A second ingestion path comes from the content metadata database. The event data must be joined with the content metadata to convert IDs into meaningful information: content type, title, and duration. The decision to join the metadata in the operational analytics engine instead of during the data enrichment process comes from two factors: the need to process the events as fast as possible, and to offload the metadata database from the constant point queries needed for getting the metadata for a specific content. By using the change data capture from the original content metadata database and replicating the data in the operational analytics engine we achieve two goals: maintain a separation between the operational and analytical operations in our system, and also use the operational analytics engine as a query endpoint for our APIs.
Once the data is loaded in the operational analytics engine, we use visualization tools like Tableau, Superset or Redash to create interactive, real-time dashboards.
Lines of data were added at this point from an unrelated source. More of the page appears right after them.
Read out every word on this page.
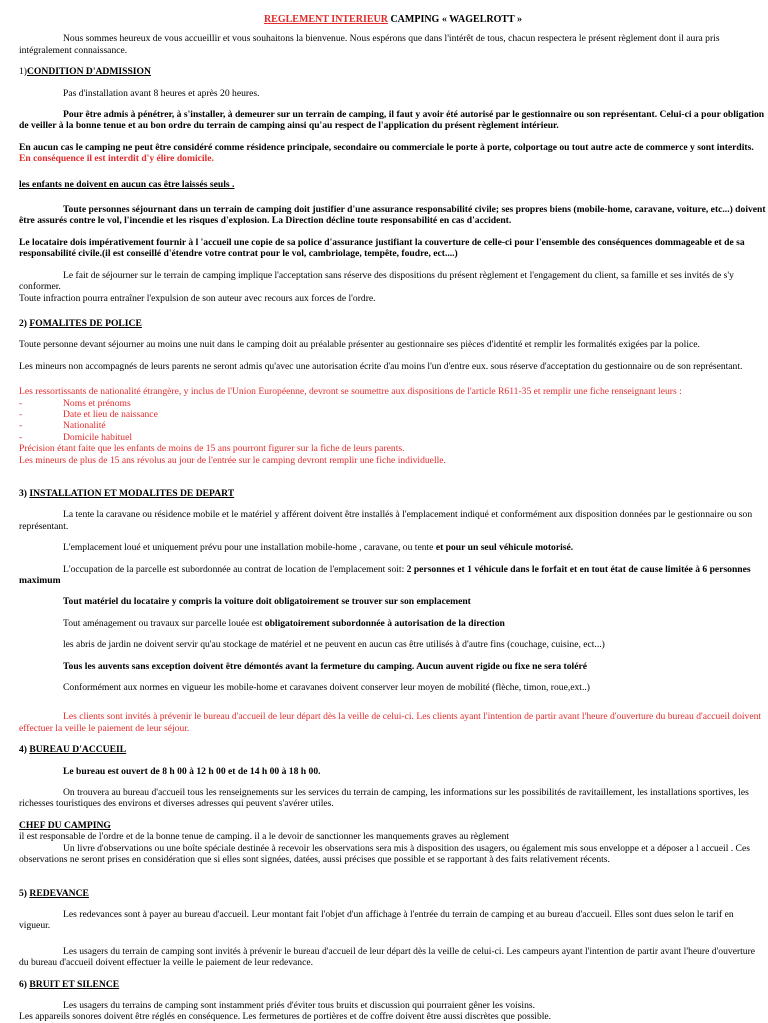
REGLEMENT INTERIEUR CAMPING « WAGELROTT »

Nous sommes heureux de vous accueillir et vous souhaitons la bienvenue. Nous espérons que dans l'intérêt de tous, chacun respectera le présent règlement dont il aura pris intégralement connaissance.

1)CONDITION D'ADMISSION

Pas d'installation avant 8 heures et après 20 heures.

Pour être admis à pénétrer, à s'installer, à demeurer sur un terrain de camping, il faut y avoir été autorisé par le gestionnaire ou son représentant. Celui-ci a pour obligation de veiller à la bonne tenue et au bon ordre du terrain de camping ainsi qu'au respect de l'application du présent règlement intérieur.

En aucun cas le camping ne peut être considéré comme résidence principale, secondaire ou commerciale le porte à porte, colportage ou tout autre acte de commerce y sont interdits.

En conséquence il est interdit d'y élire domicile.

les enfants ne doivent en aucun cas être laissés seuls .

Toute personnes séjournant dans un terrain de camping doit justifier d'une assurance responsabilité civile; ses propres biens (mobile-home, caravane, voiture, etc...) doivent être assurés contre le vol, l'incendie et les risques d'explosion. La Direction décline toute responsabilité en cas d'accident.

Le locataire dois impérativement fournir à l 'accueil une copie de sa police d'assurance justifiant la couverture de celle-ci pour l'ensemble des conséquences dommageable et de sa responsabilité civile.(il est conseillé d'étendre votre contrat pour le vol, cambriolage, tempête, foudre, ect....)

Le fait de séjourner sur le terrain de camping implique l'acceptation sans réserve des dispositions du présent règlement et l'engagement du client, sa famille et ses invités de s'y conformer.

Toute infraction pourra entraîner l'expulsion de son auteur avec recours aux forces de l'ordre.

2) FOMALITES DE POLICE

Toute personne devant séjourner au moins une nuit dans le camping doit au préalable présenter au gestionnaire ses pièces d'identité et remplir les formalités exigées par la police.

Les mineurs non accompagnés de leurs parents ne seront admis qu'avec une autorisation écrite d'au moins l'un d'entre eux. sous réserve d'acceptation du gestionnaire ou de son représentant.

Les ressortissants de nationalité étrangère, y inclus de l'Union Européenne, devront se soumettre aux dispositions de l'article R611-35 et remplir une fiche renseignant leurs :

-	Noms et prénoms
-	Date et lieu de naissance
-	Nationalité
-	Domicile habituel

Précision étant faite que les enfants de moins de 15 ans pourront figurer sur la fiche de leurs parents.

Les mineurs de plus de 15 ans révolus au jour de l'entrée sur le camping devront remplir une fiche individuelle.

3) INSTALLATION ET MODALITES DE DEPART

La tente la caravane ou résidence mobile et le matériel y afférent doivent être installés à l'emplacement indiqué et conformément aux disposition données par le gestionnaire ou son représentant.

L'emplacement loué et uniquement prévu pour une installation mobile-home , caravane, ou tente et pour un seul véhicule motorisé.

L'occupation de la parcelle est subordonnée au contrat de location de l'emplacement soit: 2 personnes et 1 véhicule dans le forfait et en tout état de cause limitée à 6 personnes maximum

Tout matériel du locataire y compris la voiture doit obligatoirement se trouver sur son emplacement

Tout aménagement ou travaux sur parcelle louée est obligatoirement subordonnée à autorisation de la direction

les abris de jardin ne doivent servir qu'au stockage de matériel et ne peuvent en aucun cas être utilisés à d'autre fins (couchage, cuisine, ect...)

Tous les auvents sans exception doivent être démontés avant la fermeture du camping. Aucun auvent rigide ou fixe ne sera toléré

Conformément aux normes en vigueur les mobile-home et caravanes doivent conserver leur moyen de mobilité (flèche, timon, roue,ext..)

Les clients sont invités à prévenir le bureau d'accueil de leur départ dès la veille de celui-ci. Les clients ayant l'intention de partir avant l'heure d'ouverture du bureau d'accueil doivent effectuer la veille le paiement de leur séjour.

4) BUREAU D'ACCUEIL

Le bureau est ouvert de 8 h 00 à 12 h 00 et de 14 h 00 à 18 h 00.

On trouvera au bureau d'accueil tous les renseignements sur les services du terrain de camping, les informations sur les possibilités de ravitaillement, les installations sportives, les richesses touristiques des environs et diverses adresses qui peuvent s'avérer utiles.

CHEF DU CAMPING

il est responsable de l'ordre et de la bonne tenue de camping. il a le devoir de sanctionner les manquements graves au règlement

Un livre d'observations ou une boîte spéciale destinée à recevoir les observations sera mis à disposition des usagers, ou également mis sous enveloppe et a déposer a l accueil . Ces observations ne seront prises en considération que si elles sont signées, datées, aussi précises que possible et se rapportant à des faits relativement récents.

5) REDEVANCE

Les redevances sont à payer au bureau d'accueil. Leur montant fait l'objet d'un affichage à l'entrée du terrain de camping et au bureau d'accueil. Elles sont dues selon le tarif en vigueur.

Les usagers du terrain de camping sont invités à prévenir le bureau d'accueil de leur départ dès la veille de celui-ci. Les campeurs ayant l'intention de partir avant l'heure d'ouverture du bureau d'accueil doivent effectuer la veille le paiement de leur redevance.

6) BRUIT ET SILENCE

Les usagers du terrains de camping sont instamment priés d'éviter tous bruits et discussion qui pourraient gêner les voisins.

Les appareils sonores doivent être réglés en conséquence. Les fermetures de portières et de coffre doivent être aussi discrètes que possible.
These dashboards are updated by querying the operational analytics engine using SQL and refreshed every few seconds to help visualize the changes and trends from our live event stream data.
The insights obtained from the real-time analytics help make decisions on how to make the viewing experience better for our users. We can decide what content to promote at a specific point in time, directed to specific users in specific regions using a specific headset model. We can determine what content is more engaging by inspecting the average session time for that content. We can include different visualizations in our app, perform A/B testing and get results in real time.
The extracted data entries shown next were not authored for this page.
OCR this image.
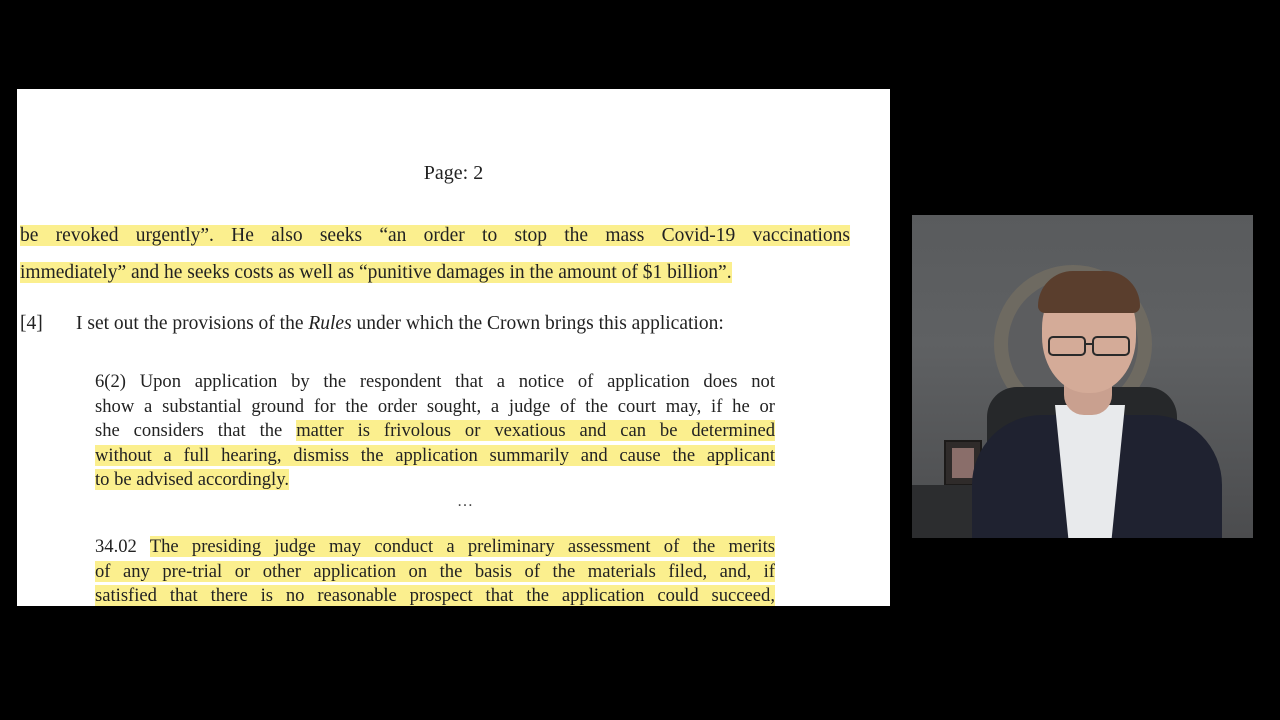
Page: 2
be revoked urgently”. He also seeks “an order to stop the mass Covid-19 vaccinations
immediately” and he seeks costs as well as “punitive damages in the amount of $1 billion”.
[4] I set out the provisions of the Rules under which the Crown brings this application:
6(2) Upon application by the respondent that a notice of application does not
show a substantial ground for the order sought, a judge of the court may, if he or
she considers that the matter is frivolous or vexatious and can be determined
without a full hearing, dismiss the application summarily and cause the applicant
to be advised accordingly.
…
34.02 The presiding judge may conduct a preliminary assessment of the merits
of any pre-trial or other application on the basis of the materials filed, and, if
satisfied that there is no reasonable prospect that the application could succeed,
Operational analytics allows business to make decisions in real time, based on a current stream of events. This kind of continuous analytics is key to understanding user behavior in platforms like VR content streaming at a global scale, where decisions can be made in real time on information like user geolocation, headset maker and model, connection speed, and content engagement. An operational analytics engine offering low-latency writes and queries on raw JSON data, with a SQL interface and the ability to interact with our end-user API, presents an infinite number of possibilities for helping make our VR content even more awesome!